Addressing the full range of use cases

Mon Oct 4 23:34:37 UTC 2021

When we talk about use cases for Valhalla, we've often considered a very broad set of class abstractions that represent immutable, identity-free data. JEP 401 mentions varieties of integers and floats, points, dates and times, tuples, records, subarrays, cursors, etc. However, as shorthand this broad set often gets reduced to an example like Point or Int128, and these latter examples are not necessarily representative of all candidate value types.  

Specifically, our favorite example classes have a property that doesn't generalize: they'll happily accept any combination of field values as a valid instance. (In fact, they're even happy to accept any combination of *bits* of the appropriate length.) Many candidate primitive classes don't have this property—the constructors do important validation work, and only certain combinations of fields are allowed to represent valid instances.

Related areas of concern that we've had on the radar for awhile:

- The "all zeros is your default value" strategy forces an all-zero instance into the class's value set, even if that doesn't make sense for the class. Many candidate classes have no reasonable default at all, leading naturally to wish for "null is your default value" (or other, more exotic, strategies involving revisiting the idea that every type has a default value). We've provided 'P.ref' for those use sites that *need* null, but haven't provided a complete story for value types that want it to be *their* default value, too.

- Non-atomic heap updates can be used to create new instances that arbitrary combine previously-validated instances' fields. There is no guarantee that the new combination of fields is semantically valid. Again, while there's precedent for this with 'double' and 'long' (JLS 17.7), those are special cases that don't generalize—any combination of double bit fields is *still a valid double*. (This is usually described as "tearing", although JLS 17.6 has something else in mind when it uses that word...) The language provides 'volatile' as a use-site opt-in to atomicity, and we've toyed with a declaration-site opt-in as well. But object integrity being "off" by default may not be ideal.

- Existing class types like LocalDate are both nullable and atomic. These are useful properties to preserve during migration; nullability, in particular, is essential for source compatibility. We've provided reference-default declarations as a mechanism to make reference types (which have these properties) the default, with 'P.val' as an opt-in to value types. But in doing so we take away the many benefits of value types by default, and force new code to work with the "bad name".
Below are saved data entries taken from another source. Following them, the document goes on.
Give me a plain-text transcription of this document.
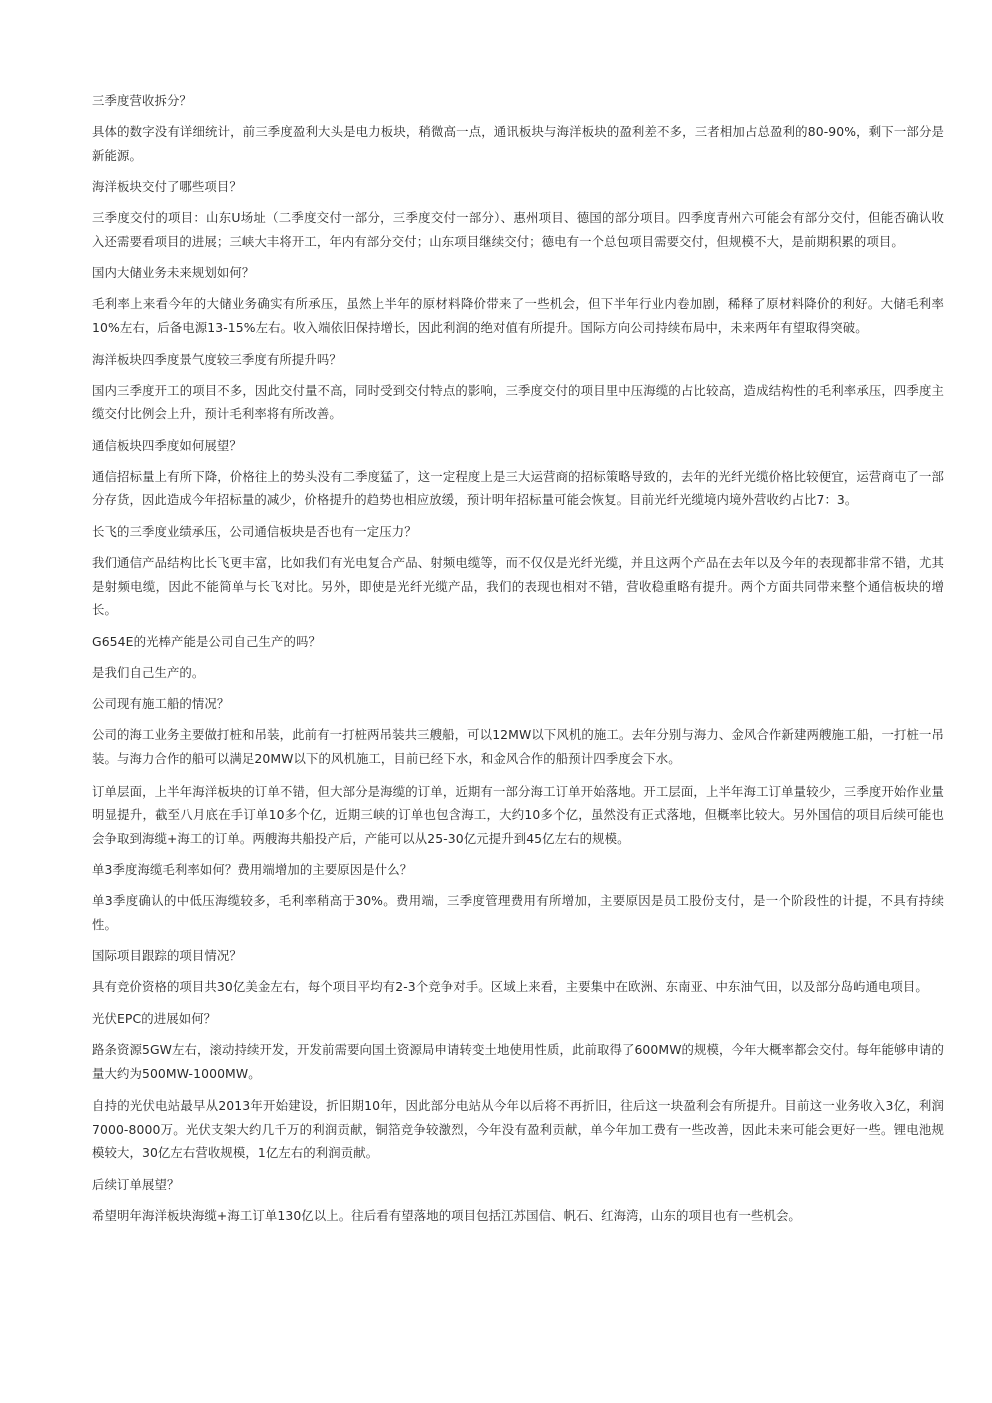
三季度营收拆分？

具体的数字没有详细统计，前三季度盈利大头是电力板块，稍微高一点，通讯板块与海洋板块的盈利差不多，三者相加占总盈利的80-90%，剩下一部分是新能源。

海洋板块交付了哪些项目？

三季度交付的项目：山东U场址（二季度交付一部分，三季度交付一部分）、惠州项目、德国的部分项目。四季度青州六可能会有部分交付，但能否确认收入还需要看项目的进展；三峡大丰将开工，年内有部分交付；山东项目继续交付；德电有一个总包项目需要交付，但规模不大，是前期积累的项目。

国内大储业务未来规划如何？

毛利率上来看今年的大储业务确实有所承压，虽然上半年的原材料降价带来了一些机会，但下半年行业内卷加剧，稀释了原材料降价的利好。大储毛利率10%左右，后备电源13-15%左右。收入端依旧保持增长，因此利润的绝对值有所提升。国际方向公司持续布局中，未来两年有望取得突破。

海洋板块四季度景气度较三季度有所提升吗？

国内三季度开工的项目不多，因此交付量不高，同时受到交付特点的影响，三季度交付的项目里中压海缆的占比较高，造成结构性的毛利率承压，四季度主缆交付比例会上升，预计毛利率将有所改善。

通信板块四季度如何展望？

通信招标量上有所下降，价格往上的势头没有二季度猛了，这一定程度上是三大运营商的招标策略导致的，去年的光纤光缆价格比较便宜，运营商屯了一部分存货，因此造成今年招标量的减少，价格提升的趋势也相应放缓，预计明年招标量可能会恢复。目前光纤光缆境内境外营收约占比7：3。

长飞的三季度业绩承压，公司通信板块是否也有一定压力？

我们通信产品结构比长飞更丰富，比如我们有光电复合产品、射频电缆等，而不仅仅是光纤光缆，并且这两个产品在去年以及今年的表现都非常不错，尤其是射频电缆，因此不能简单与长飞对比。另外，即使是光纤光缆产品，我们的表现也相对不错，营收稳重略有提升。两个方面共同带来整个通信板块的增长。

G654E的光棒产能是公司自己生产的吗？

是我们自己生产的。

公司现有施工船的情况？

公司的海工业务主要做打桩和吊装，此前有一打桩两吊装共三艘船，可以12MW以下风机的施工。去年分别与海力、金风合作新建两艘施工船，一打桩一吊装。与海力合作的船可以满足20MW以下的风机施工，目前已经下水，和金风合作的船预计四季度会下水。

订单层面，上半年海洋板块的订单不错，但大部分是海缆的订单，近期有一部分海工订单开始落地。开工层面，上半年海工订单量较少，三季度开始作业量明显提升，截至八月底在手订单10多个亿，近期三峡的订单也包含海工，大约10多个亿，虽然没有正式落地，但概率比较大。另外国信的项目后续可能也会争取到海缆+海工的订单。两艘海共船投产后，产能可以从25-30亿元提升到45亿左右的规模。

单3季度海缆毛利率如何？费用端增加的主要原因是什么？

单3季度确认的中低压海缆较多，毛利率稍高于30%。费用端，三季度管理费用有所增加，主要原因是员工股份支付，是一个阶段性的计提，不具有持续性。

国际项目跟踪的项目情况？

具有竞价资格的项目共30亿美金左右，每个项目平均有2-3个竞争对手。区域上来看，主要集中在欧洲、东南亚、中东油气田，以及部分岛屿通电项目。

光伏EPC的进展如何？

路条资源5GW左右，滚动持续开发，开发前需要向国土资源局申请转变土地使用性质，此前取得了600MW的规模，今年大概率都会交付。每年能够申请的量大约为500MW-1000MW。

自持的光伏电站最早从2013年开始建设，折旧期10年，因此部分电站从今年以后将不再折旧，往后这一块盈利会有所提升。目前这一业务收入3亿，利润7000-8000万。光伏支架大约几千万的利润贡献，铜箔竞争较激烈，今年没有盈利贡献，单今年加工费有一些改善，因此未来可能会更好一些。锂电池规模较大，30亿左右营收规模，1亿左右的利润贡献。

后续订单展望？

希望明年海洋板块海缆+海工订单130亿以上。往后看有望落地的项目包括江苏国信、帆石、红海湾，山东的项目也有一些机会。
While we can provide enough knobs to accommodate all of these special cases, we're left with a complex user model which asks class authors to make n different choices they may not immediately grasp the consequences of, and class users to keep 2^n different categories straight in their heads.

As an alternative, we've been exploring whether a simpler model is workable. It is becoming clear that there are (at least) two clusters of uses for value types.  The "classic" value types are like numerics -- they'll happily accept any combination of field values as a valid instance, and the zero value is a sensible (often the best possible) default value.  They make relatively little use of encapsulation.  These are the ones that best "work like an int."  The "encapsulated" value types are those that are more like typical aggregates ("codes like a class") -- their constructors do important validation work, and only certain combinations of fields are allowed to represent valid instances.  These are more likely to not have valid zero values (and hence want to be nullable).  

Some questions to consider for this approach:

- How do we group features into clusters so that they meet the sweet spot of user expectations and use cases while minimizing complexity? Is two clusters the right number? Is two already too many? (And what do we call them? What keywords best convey the intended intuitions?)

- If there are knobs within the clusters, what are the right defaults? E.g., should atomicity be opt-in or opt-out?

- What are the performance costs (or, in the other direction, performance gains) associated with each feature? For certain feature combinations, have we canceled out the performance gains over identity classes (and at that point, is that combination even worth supporting?)